Six ans après l’Ascension, l’Église reçoit une grâce décisive pour son avenir. Sur le chemin de Damas, le pharisien Saul de Tarse, porteur de lettres de mission pour persécuter les disciples de Jésus de Nazareth, est renversé par une lumière fulgurante, selon le récit des Actes des Apôtres (chapitre 9). De cet événement fondateur découlera l’ensemble de la doctrine de l’Apôtre des nations.
Le dialogue qui s’engage alors marque profondément la théologie paulinienne. Le Christ et l’Église y apparaissent indissociablement unis, réalité qui nourrira l’ecclésiologie de saint Paul à travers la notion de Corps mystique. La Résurrection s’impose à lui comme un fait central et incontournable. Celui qui lui parle est un Vivant, et l’humanité du Christ se révèle dans la gloire de la divinité. L’Évangile s’impose avec une telle force que Saul en est aveuglé et terrassé, jusqu’au moment où la lumière baptismale lui dévoilera le mystère.
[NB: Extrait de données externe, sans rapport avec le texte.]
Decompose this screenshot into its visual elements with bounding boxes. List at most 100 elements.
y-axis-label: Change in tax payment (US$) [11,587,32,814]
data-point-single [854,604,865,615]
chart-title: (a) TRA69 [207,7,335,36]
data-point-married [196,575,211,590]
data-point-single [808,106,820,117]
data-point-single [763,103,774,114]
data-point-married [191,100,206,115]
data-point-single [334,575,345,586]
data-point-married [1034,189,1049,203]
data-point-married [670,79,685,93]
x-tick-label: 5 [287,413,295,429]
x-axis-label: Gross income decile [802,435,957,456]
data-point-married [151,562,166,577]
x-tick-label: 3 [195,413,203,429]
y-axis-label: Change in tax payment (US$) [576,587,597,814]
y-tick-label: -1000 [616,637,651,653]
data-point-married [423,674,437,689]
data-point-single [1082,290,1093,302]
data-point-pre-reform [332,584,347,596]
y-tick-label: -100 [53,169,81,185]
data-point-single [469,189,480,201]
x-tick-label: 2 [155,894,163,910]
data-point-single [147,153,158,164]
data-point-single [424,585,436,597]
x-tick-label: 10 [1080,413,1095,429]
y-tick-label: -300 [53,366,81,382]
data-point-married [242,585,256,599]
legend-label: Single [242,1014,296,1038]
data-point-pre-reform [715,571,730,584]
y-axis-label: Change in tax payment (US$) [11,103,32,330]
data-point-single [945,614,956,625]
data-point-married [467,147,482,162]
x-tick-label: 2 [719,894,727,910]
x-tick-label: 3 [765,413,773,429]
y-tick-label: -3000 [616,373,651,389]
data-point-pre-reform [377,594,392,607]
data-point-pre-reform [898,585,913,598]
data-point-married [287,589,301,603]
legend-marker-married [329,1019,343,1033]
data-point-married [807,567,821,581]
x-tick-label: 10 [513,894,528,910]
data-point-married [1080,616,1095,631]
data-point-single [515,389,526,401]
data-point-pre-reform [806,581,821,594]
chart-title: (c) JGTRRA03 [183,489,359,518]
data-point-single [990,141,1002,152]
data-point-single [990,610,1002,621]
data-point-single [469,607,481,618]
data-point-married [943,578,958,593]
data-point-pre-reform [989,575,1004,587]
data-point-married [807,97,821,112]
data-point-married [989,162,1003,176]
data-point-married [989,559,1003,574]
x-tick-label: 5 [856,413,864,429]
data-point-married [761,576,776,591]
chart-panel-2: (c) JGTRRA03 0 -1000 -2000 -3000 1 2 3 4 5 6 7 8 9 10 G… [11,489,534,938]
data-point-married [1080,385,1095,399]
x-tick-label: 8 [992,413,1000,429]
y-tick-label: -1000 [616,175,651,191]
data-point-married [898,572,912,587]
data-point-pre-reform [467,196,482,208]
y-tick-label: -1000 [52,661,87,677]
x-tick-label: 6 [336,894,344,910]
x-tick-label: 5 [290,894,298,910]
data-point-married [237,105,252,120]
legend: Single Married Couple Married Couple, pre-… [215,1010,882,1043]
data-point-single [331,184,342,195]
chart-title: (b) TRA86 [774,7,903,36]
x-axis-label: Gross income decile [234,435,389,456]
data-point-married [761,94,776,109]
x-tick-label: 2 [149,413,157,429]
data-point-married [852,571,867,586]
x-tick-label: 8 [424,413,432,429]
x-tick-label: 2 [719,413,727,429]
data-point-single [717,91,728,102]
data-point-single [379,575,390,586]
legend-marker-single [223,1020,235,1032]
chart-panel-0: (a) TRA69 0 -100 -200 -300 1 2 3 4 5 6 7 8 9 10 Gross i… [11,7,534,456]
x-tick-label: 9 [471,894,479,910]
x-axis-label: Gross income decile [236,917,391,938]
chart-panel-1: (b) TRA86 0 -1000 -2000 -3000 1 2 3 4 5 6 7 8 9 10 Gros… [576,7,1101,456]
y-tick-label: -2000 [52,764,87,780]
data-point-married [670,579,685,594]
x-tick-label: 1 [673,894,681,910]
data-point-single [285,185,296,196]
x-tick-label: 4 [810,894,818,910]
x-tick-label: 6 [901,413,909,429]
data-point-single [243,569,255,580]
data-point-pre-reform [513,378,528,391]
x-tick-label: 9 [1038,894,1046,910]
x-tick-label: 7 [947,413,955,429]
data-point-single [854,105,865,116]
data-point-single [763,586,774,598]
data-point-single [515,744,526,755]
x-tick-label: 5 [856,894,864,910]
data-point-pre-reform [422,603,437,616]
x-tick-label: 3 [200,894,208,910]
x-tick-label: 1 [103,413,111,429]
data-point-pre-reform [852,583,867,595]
Cité du Vatican, le 25 janvier 2009. À l’occasion de la fête de la Conversion de saint Paul et de la conclusion de la semaine de prière pour l’unité des chrétiens, le saint-père a consacré l’angélus dominical à cet épisode fondateur. Commentant l’appel du Christ à la conversion et à la foi dans l’Évangile, il a expliqué aux fidèles réunis place Saint-Pierre que, dans le cas de Paul, « certains préfèrent ne pas utiliser le terme conversion. Ils soutiennent qu’il était déjà croyant, et même un juif fervent ». Selon cette lecture, Saul n’aurait pas connu un passage de l’idolâtrie à la foi, ni abandonné le judaïsme pour adhérer au Christ. « En réalité, a précisé le pape, l’expérience de l’Apôtre peut servir de modèle pour chaque véritable conversion chrétienne ».
Poursuivant sa réflexion, il a souligné que « Saul s’est converti parce que, grâce à la lumière divine, il a cru en l’Évangile ». La conversion consiste ainsi à croire en Jésus mort et ressuscité et à s’ouvrir à l’action de sa grâce. Saul comprend alors que le salut ne dépend pas des œuvres accomplies selon la Loi, mais du fait que le Christ est mort et ressuscité pour tous, y compris pour le persécuteur.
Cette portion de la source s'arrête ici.